Ik kom zoals beloofd op het thema lessons learned. De voortdurende kritiek van veel economen en economische bureaus — de heer Van Apeldoorn wees er al op — op het door dit kabinet gevoerde economische beleid blijft verbazen, zeker nu veel van de voorspelde economische rampspoed niet is uitgekomen. Als je alle rapporten en beschouwingen goed doorleest, inclusief de nuances, blijkt het niet zozeer te gaan om de richting van het gevoerde beleid, als wel om omvang en timing ervan. Dat is ook de kern van mijn antwoord aan de heer Van Apeldoorn: het debat van vier jaar geleden ging veel meer over de richting van het gevoerde beleid überhaupt dan over omvang en timing. Dat gold zeker voor de voorgestelde bezuinigingen.

Vooral de lastenverzwaringen in een neergaande economische conjunctuur hebben, zo laat het Centraal Planbureau zien in zijn becijferingen, negatieve economische gevolgen. Dat kan op zich niemand verbazen of betwisten, maar in het kader van "lessons learned" is de vraag wat nu de economische effecten op korte en middellange termijn zouden zijn geweest, indien de lastenverzwaringen en ombuigingen niet of in mindere maten waren doorgevoerd, dan wel alleen ombuigingen en geen lastenverzwaringen. Wat zouden de gevolgen zijn geweest van de hogere tekorten waartoe dit zou hebben geleid voor het vertrouwen van binnenlandse en buitenlandse investeerders? Wat zouden de gevolgen zijn geweest van het feit dat die bezuinigingen dan later wel hadden moeten plaatsvinden? Dat alles zich via economische groei vanzelf wel terugverdient, daarvan weten we sinds de jaren tachtig dat het niet klopt. Is er in politiek en samenleving wel draagvlak te vinden voor anticyclisch beleid in de zin van lastenverzwaringen en bezuinigingen in een opgaande conjunctuur?

De Nederlandse ervaringen op dit punt stemmen niet hoopvol. Ik herinner mij zelf nog de jaren dat er een overschot op de begroting was. De heer Melkert zei toen: het geld klotst tegen de plinten op. In zo'n situatie is het, althans politiek, volstrekt onmogelijk om draagvlak te krijgen voor anticyclisch beleid. Mijn vraag zou zijn of er nu eigenlijk in het buitenland voorbeelden zijn van het anticyclische beleid dat ook Nederlandse economen en bureaus bepleiten. Wat zijn daarvan de effecten? Ik ken die voorbeelden niet. Roept dat niet ook de vraag op of het politiek mogelijk is om het gewenste economische beleid te voeren?

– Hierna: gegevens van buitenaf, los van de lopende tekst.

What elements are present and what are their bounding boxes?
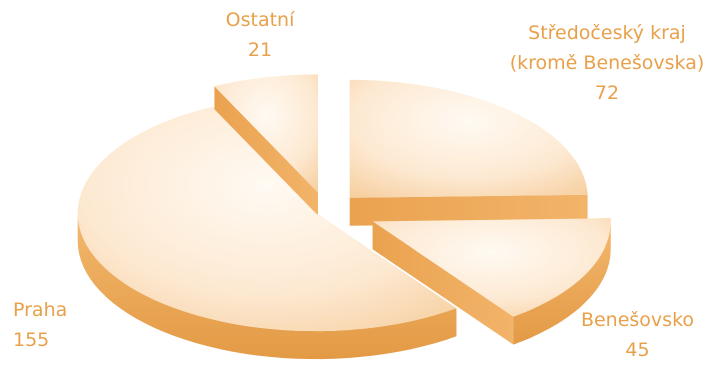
pie-slice-benesovsko-wall-1 bbox=[372, 221, 514, 345]
pie-slice-benesovsko-top bbox=[372, 218, 611, 317]
slice-label-stredocesky-line1: Středočeský kraj bbox=[528, 22, 686, 44]
pie-slice-benesovsko bbox=[372, 218, 611, 345]
slice-value-benesovsko: 45 bbox=[625, 339, 650, 361]
slice-label-benesovsko: Benešovsko 45 bbox=[565, 305, 710, 365]
slice-label-ostatni: Ostatní 21 bbox=[205, 5, 315, 65]
pie-slice-stredocesky-top bbox=[349, 79, 588, 198]
pie-slice-praha-top bbox=[77, 106, 457, 332]
pie-slice-ostatni-wall-0 bbox=[214, 86, 318, 221]
slice-label-stredocesky-line2: (kromě Benešovska) bbox=[509, 52, 705, 74]
slice-value-stredocesky: 72 bbox=[594, 82, 620, 104]
pie-slice-benesovsko-rim bbox=[513, 221, 611, 345]
pie-slice-ostatni-top bbox=[214, 74, 318, 193]
slice-value-praha: 155 bbox=[13, 329, 50, 351]
pie-slice-ostatni bbox=[214, 74, 318, 221]
slice-label-praha-name: Praha bbox=[13, 299, 68, 321]
slice-value-ostatni: 21 bbox=[247, 39, 273, 61]
slice-label-ostatni-name: Ostatní bbox=[225, 9, 295, 31]
pie-slice-stredocesky bbox=[349, 79, 588, 226]
pie-slice-praha bbox=[77, 106, 457, 360]
pie-slice-stredocesky-wall-1 bbox=[349, 194, 588, 226]
pie-slice-praha-rim bbox=[77, 213, 457, 360]
slice-label-praha: Praha 155 bbox=[13, 295, 67, 355]
slice-label-benesovsko-name: Benešovsko bbox=[580, 309, 695, 331]
slice-label-stredocesky: Středočeský kraj (kromě Benešovska) 72 bbox=[497, 18, 717, 108]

De heer Van Apeldoorn (SP):

Ik haak even in op het laatste. Ik ben enigszins verbaasd dat de heer De Grave nu suggereert dat we misschien afstand zouden moeten nemen van het uitgangspunt dat begrotingsbeleid anticyclisch zou moeten zijn. Het is waar — en dat is ook een van de voornaamste kritiekpunten die wij eerder naar voren hebben gebracht — dat het beleid feitelijk procyclisch is geweest. Het blijft, dacht ik, ook een uitgangspunt van dit kabinet en van bijvoorbeeld de studiegroep begrotingsruimte en van andere instanties dat het beleid in principe anticyclisch zou moeten zijn. Neemt de heer De Grave daar nu afstand van?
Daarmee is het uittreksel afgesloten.